Refinancing is a process and there are several avenues available to the homeowner to refinance based on different aspects- the type of loan of the existing mortgage, and the reason for the refinance. Generally the steps involved in refinancing are almost the same with a couple of exceptions and they are if the refinance is an FHA Streamline loan or an FHA Streamline 203 (k) loan. These two types of loans differ somewhat from the conventional refinance loan. Here is the breakdown on the types of refinancing loans.
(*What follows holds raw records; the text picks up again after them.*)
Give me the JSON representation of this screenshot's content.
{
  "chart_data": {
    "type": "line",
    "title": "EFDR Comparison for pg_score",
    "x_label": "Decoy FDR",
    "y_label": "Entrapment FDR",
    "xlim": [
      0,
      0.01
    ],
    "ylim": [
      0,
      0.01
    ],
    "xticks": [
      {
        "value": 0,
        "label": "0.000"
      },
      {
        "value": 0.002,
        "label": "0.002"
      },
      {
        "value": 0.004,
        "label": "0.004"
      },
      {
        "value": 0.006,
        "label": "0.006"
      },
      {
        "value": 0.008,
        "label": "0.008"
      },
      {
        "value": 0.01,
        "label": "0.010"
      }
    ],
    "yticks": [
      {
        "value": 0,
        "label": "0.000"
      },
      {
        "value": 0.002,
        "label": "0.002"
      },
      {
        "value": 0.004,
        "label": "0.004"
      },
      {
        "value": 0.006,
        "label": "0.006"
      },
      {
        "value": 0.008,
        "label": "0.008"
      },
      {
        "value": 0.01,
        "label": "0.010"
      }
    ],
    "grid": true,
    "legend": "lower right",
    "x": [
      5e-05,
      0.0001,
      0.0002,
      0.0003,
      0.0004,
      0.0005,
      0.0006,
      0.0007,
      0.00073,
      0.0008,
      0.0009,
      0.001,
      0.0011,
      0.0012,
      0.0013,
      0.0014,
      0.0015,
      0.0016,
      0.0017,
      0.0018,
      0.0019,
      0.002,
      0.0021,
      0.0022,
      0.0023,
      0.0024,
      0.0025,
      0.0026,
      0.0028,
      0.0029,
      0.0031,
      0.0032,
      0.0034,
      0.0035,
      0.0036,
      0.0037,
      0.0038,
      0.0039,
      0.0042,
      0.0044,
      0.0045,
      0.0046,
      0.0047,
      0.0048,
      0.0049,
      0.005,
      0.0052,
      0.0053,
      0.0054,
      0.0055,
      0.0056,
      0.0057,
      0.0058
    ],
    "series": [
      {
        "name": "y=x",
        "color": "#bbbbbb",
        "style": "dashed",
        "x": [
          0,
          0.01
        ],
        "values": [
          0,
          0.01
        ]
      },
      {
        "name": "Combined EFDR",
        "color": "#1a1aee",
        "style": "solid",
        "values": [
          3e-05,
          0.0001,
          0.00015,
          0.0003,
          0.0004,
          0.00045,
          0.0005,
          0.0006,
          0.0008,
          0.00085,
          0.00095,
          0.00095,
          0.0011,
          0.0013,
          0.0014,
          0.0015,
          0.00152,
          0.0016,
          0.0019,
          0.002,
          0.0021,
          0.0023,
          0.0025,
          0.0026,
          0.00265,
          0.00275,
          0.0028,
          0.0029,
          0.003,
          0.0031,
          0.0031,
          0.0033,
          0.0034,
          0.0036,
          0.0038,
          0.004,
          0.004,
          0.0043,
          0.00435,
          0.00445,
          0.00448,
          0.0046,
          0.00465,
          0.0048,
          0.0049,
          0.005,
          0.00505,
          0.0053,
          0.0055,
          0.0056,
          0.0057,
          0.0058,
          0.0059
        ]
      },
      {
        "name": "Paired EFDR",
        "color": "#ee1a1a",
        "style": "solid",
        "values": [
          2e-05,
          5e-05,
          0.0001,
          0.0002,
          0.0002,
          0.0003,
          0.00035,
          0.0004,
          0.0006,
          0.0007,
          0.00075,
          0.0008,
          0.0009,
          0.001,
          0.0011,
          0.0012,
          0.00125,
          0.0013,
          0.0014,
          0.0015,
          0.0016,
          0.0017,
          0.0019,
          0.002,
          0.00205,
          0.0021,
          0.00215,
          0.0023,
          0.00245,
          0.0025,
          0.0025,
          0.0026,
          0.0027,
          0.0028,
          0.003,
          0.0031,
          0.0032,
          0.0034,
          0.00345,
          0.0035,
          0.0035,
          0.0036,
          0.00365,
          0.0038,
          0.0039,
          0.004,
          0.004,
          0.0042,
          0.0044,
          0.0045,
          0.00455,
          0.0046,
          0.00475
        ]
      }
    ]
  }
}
FHA Streamline- This type of loan can only be done if the homeowner already has an existing FHA loan

1. Must have an existing FHA mortgage
2. Must be current on payments
3. Must have owned property for a minimum of 6 months
4. Lender must be FHA approved
5. No appraisal required but the new loan cannot exceed the current loan

FHA Streamline 203 (k)- Used for small home improvements

1. Minimum loan amount if $5,000 not to exceed $35,000 only for minor home improvments.
2. A minimum of one licensed contractor must be used. The homeowner cannot do the work themselves
3. Homeowner must obtain all permits before work is begun
4. The 203 (k) loan cannot be used for any major structural repairs such as a new roof or fixing a cracked foundation.
5. If the job exceeds $15,000 a third party inspection must be conpleted after the work is finished
6. The loan must be closed out when the job is done

Conventional Loan

1. Gather financial information- Due diligence is very important when refinancing and the most important part of the process is providing the lender with the proper documents and they are: Current mortgage statements (usually the last 2 or 3 months or in some instances lenders may want copies going back a full year), Last 3 months pay stubs from work, Banking statements for the past 2 or 3 months. Again depending on the lender they may want a full year of statments), any outstanding debt, and Federal and State taxes for the last 2 years.
2. Try to get copies of your latest credit reports and credit scores. For a small fee you can get these online from the three credit reporting agencies- Transunion, Equifax, and Experian. This is important for you to know where you stand before going ahead in the process. If your credit score is too low, you may wish to wait to refinance till your score improves.
3. Find a reputable lender. Your existing lender, banks, or financial institutions making home loans are excellent sources.
4. Lender will pull your credit and order an appraisal of the home. Also they will verify all financial and employment information.
5. All fees called closing costs will be explained involving the refinance- origination fees, title search, and appraisal fees. These closing costs can be rolled over into the new loan if there is enough equity in the home to cover the costs.
6. The lender puts the refinance package together then sends it to the underwriters. The underwriters are responsible for seeing that the loan is complete and meets the requirements specified in refinancing for this type of loan. They will either approve the loan as is, or ask for additional documents, or disapprove the loan.
7. Once the loan passes the underwriters it is scheduled for a closing date. At closing papers are signed and checks exchanged. The refinance is complete.